I took a long shower, letting the water wash over me. My mind drifted to Angel, the way she looked. How soft her skin was, the feel of her plush thighs wrapped around me. One hand against the shower wall, I grabbed my dick and pumped it from root to tip, remembering how she used to feel. How she sounded moaning my name. Her pussy used to get so wet for me. I imagined her plump ass pressing against me as she fucked me back, and before I knew it, I was nutting all over my hand.

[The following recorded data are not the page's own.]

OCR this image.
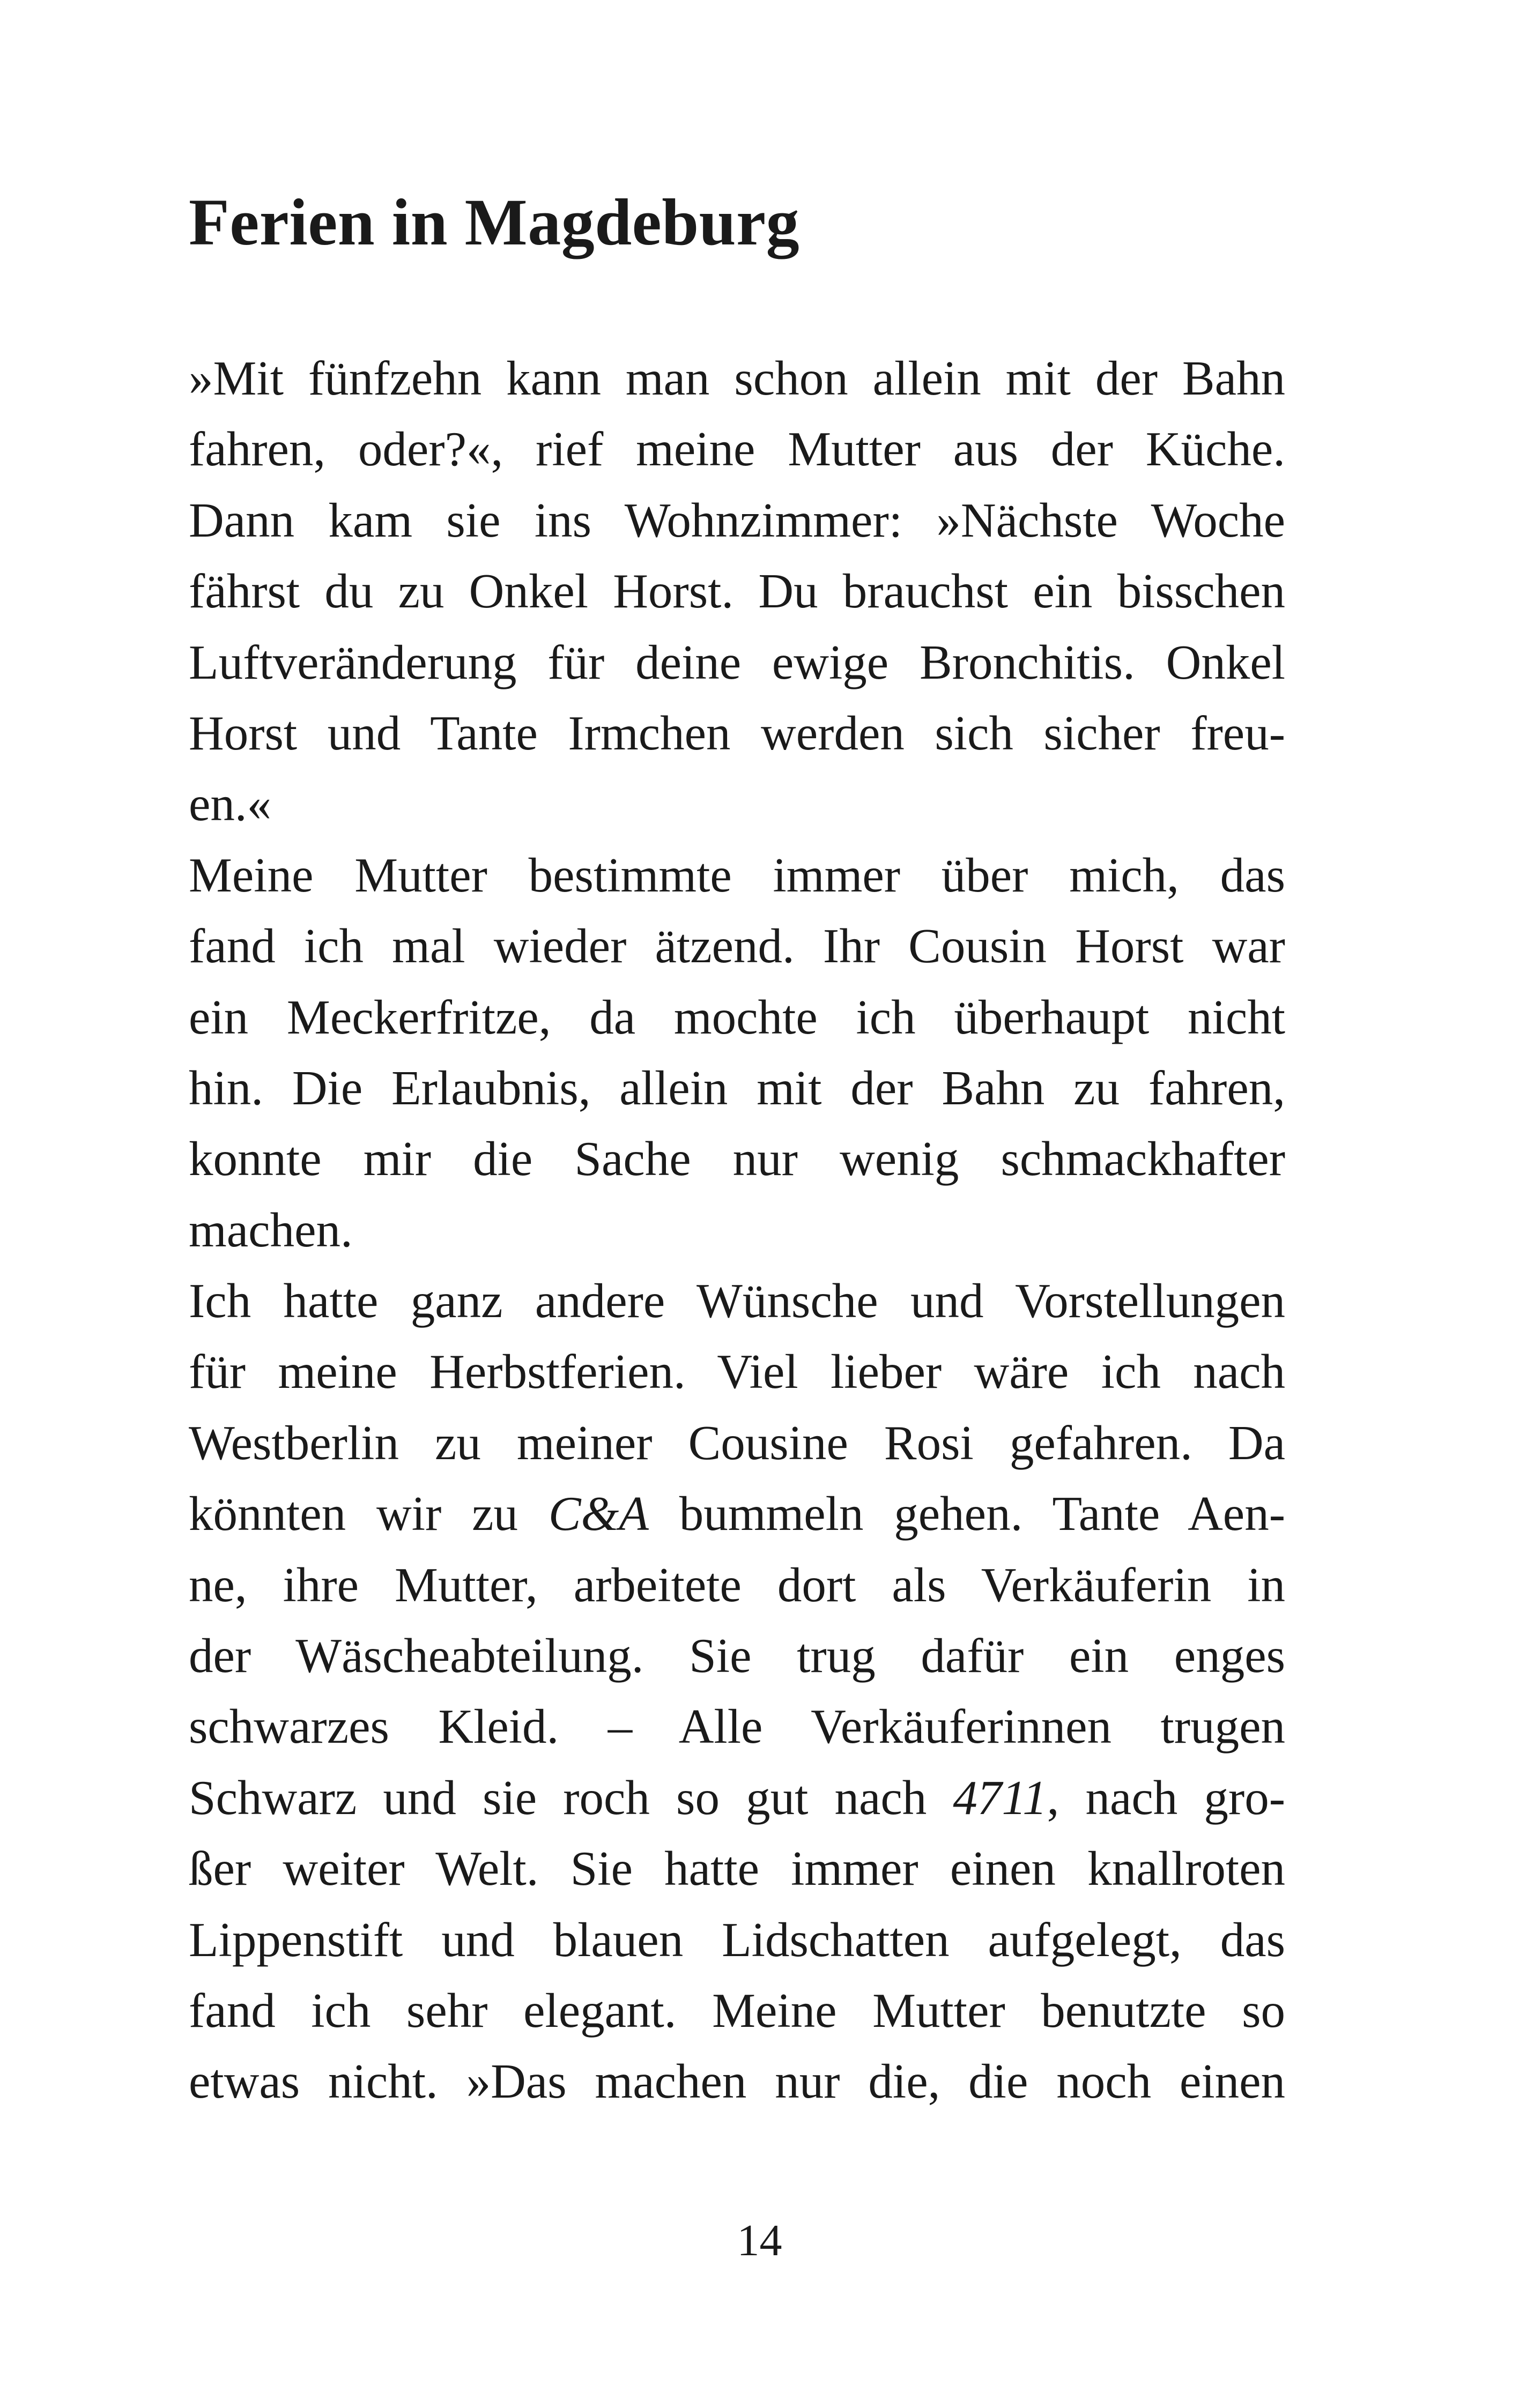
Ferien in Magdeburg
»Mit fünfzehn kann man schon allein mit der Bahn
fahren, oder?«, rief meine Mutter aus der Küche.
Dann kam sie ins Wohnzimmer: »Nächste Woche
fährst du zu Onkel Horst. Du brauchst ein bisschen
Luftveränderung für deine ewige Bronchitis. Onkel
Horst und Tante Irmchen werden sich sicher freu-
en.«
Meine Mutter bestimmte immer über mich, das
fand ich mal wieder ätzend. Ihr Cousin Horst war
ein Meckerfritze, da mochte ich überhaupt nicht
hin. Die Erlaubnis, allein mit der Bahn zu fahren,
konnte mir die Sache nur wenig schmackhafter
machen.
Ich hatte ganz andere Wünsche und Vorstellungen
für meine Herbstferien. Viel lieber wäre ich nach
Westberlin zu meiner Cousine Rosi gefahren. Da
könnten wir zu C&A bummeln gehen. Tante Aen-
ne, ihre Mutter, arbeitete dort als Verkäuferin in
der Wäscheabteilung. Sie trug dafür ein enges
schwarzes Kleid. – Alle Verkäuferinnen trugen
Schwarz und sie roch so gut nach 4711, nach gro-
ßer weiter Welt. Sie hatte immer einen knallroten
Lippenstift und blauen Lidschatten aufgelegt, das
fand ich sehr elegant. Meine Mutter benutzte so
etwas nicht. »Das machen nur die, die noch einen
14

It was quick. Unfulfilling. Just something to take the edge off. But it didn’t help—not really. Celibacy was going to be the death of me, especially with Angel under the same roof.

Afterward, I pulled on some sweatpants and wiped the steam off the mirror, catching my reflection. I stared at myself for a long moment. There was something different in my eyes. Growth, maybe? Regret? Hell if I knew. I just wondered if anybody else could see it too.

Before I even realized what I was doing, I found myself standing outside Angel’s door. My hand hovered over the knob, hesitating for a moment, questioning whether I should go in. But the pull was too strong, and before I could talk myself out of it, I turned the knob and eased the door open quietly.

The room was dark, but I could see her lying on top of the covers, her back to me. She didn’t move, didn’t say a word, but I could tell she wasn’t asleep. I tiptoed across the room and slid into the bed beside her, careful not to disturb the space she’d created for herself.

I slipped under the covers, leaving just enough distance between us to respect the boundaries she hadn’t spoken aloud. She didn’t acknowledge me, but she didn’t tell me to leave either.

Neither of us spoke. We just lay there, side by side, breathing the same air, letting the silence fill the room. It wasn’t uncomfortable. If anything, it felt... necessary. Like we both needed quiet.